# Math Help - [SOLVED] Differentiation through Seperation

1. ## [SOLVED] Differentiation through Seperation

Trying to solve $y'=(e^X) (Y^3)$

I will post all my work so hopefully I can figure out what I'm doing wrong.

$dy/dx=e^xy^3$
$y^-3 dy$=∫ $e^X dx$
$y^-2/2=e^x+C1$
$2/y^2=e^x+C$
$1/y^2=(e^x+C)/2$
$y^2=2/(e^x+C)$
$Y=sqrt(2/(e^x+C)$

2. Hello, Iceman75x!

Trying to solve: . $\frac{dy}{dx}\:=\:e^xy^3$

I will post all my work so hopefully I can figure out what I'm doing wrong.

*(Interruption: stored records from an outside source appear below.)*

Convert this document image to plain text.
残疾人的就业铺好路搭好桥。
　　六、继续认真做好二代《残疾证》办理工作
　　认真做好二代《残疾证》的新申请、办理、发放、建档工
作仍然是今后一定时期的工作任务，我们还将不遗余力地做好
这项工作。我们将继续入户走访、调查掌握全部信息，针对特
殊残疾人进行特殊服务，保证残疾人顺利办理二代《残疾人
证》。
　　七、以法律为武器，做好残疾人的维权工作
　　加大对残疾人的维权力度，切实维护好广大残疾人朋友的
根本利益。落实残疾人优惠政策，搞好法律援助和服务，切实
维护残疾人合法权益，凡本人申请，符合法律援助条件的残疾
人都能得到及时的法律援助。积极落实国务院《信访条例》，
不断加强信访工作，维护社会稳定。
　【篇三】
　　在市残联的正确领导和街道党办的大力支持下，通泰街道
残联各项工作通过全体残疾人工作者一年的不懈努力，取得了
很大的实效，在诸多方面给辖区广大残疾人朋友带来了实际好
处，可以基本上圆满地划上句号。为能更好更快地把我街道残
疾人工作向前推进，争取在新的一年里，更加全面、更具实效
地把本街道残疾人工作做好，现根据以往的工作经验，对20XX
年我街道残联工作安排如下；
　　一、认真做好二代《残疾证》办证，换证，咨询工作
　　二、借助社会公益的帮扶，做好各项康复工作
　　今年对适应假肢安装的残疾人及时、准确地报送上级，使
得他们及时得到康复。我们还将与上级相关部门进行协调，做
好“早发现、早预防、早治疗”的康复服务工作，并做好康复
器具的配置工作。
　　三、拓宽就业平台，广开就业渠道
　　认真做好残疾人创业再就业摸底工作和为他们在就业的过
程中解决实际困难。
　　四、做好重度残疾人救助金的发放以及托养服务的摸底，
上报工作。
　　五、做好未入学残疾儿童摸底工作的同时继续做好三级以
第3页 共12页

$\frac{dy}{dx}\:=\:e^xy^3$

$y^{-3}\,dy\:=\:e^x\,dx$

$\int y^{-3}dy \:=\:\int e^x\,dx$

$\frac{y^{-2}}{2} \:=\:e^x + C_1$ . . . . here ... and the next step, too

It should have been: . $\frac{y^{-2}}{{\color{red}-}2} \:=\:e^x + C_1 \quad\Rightarrow\quad y^{-2} \:=\:-2e^x + C$

. . $\frac{1}{y^2} \:=\:C - 2e^x\quad\Rightarrow\quad y^2 \:=\:\frac{1}{C-2e^x} \quad\Rightarrow\quad\boxed{ y \;=\;\pm\frac{1}{\sqrt{C-2e^x}}}$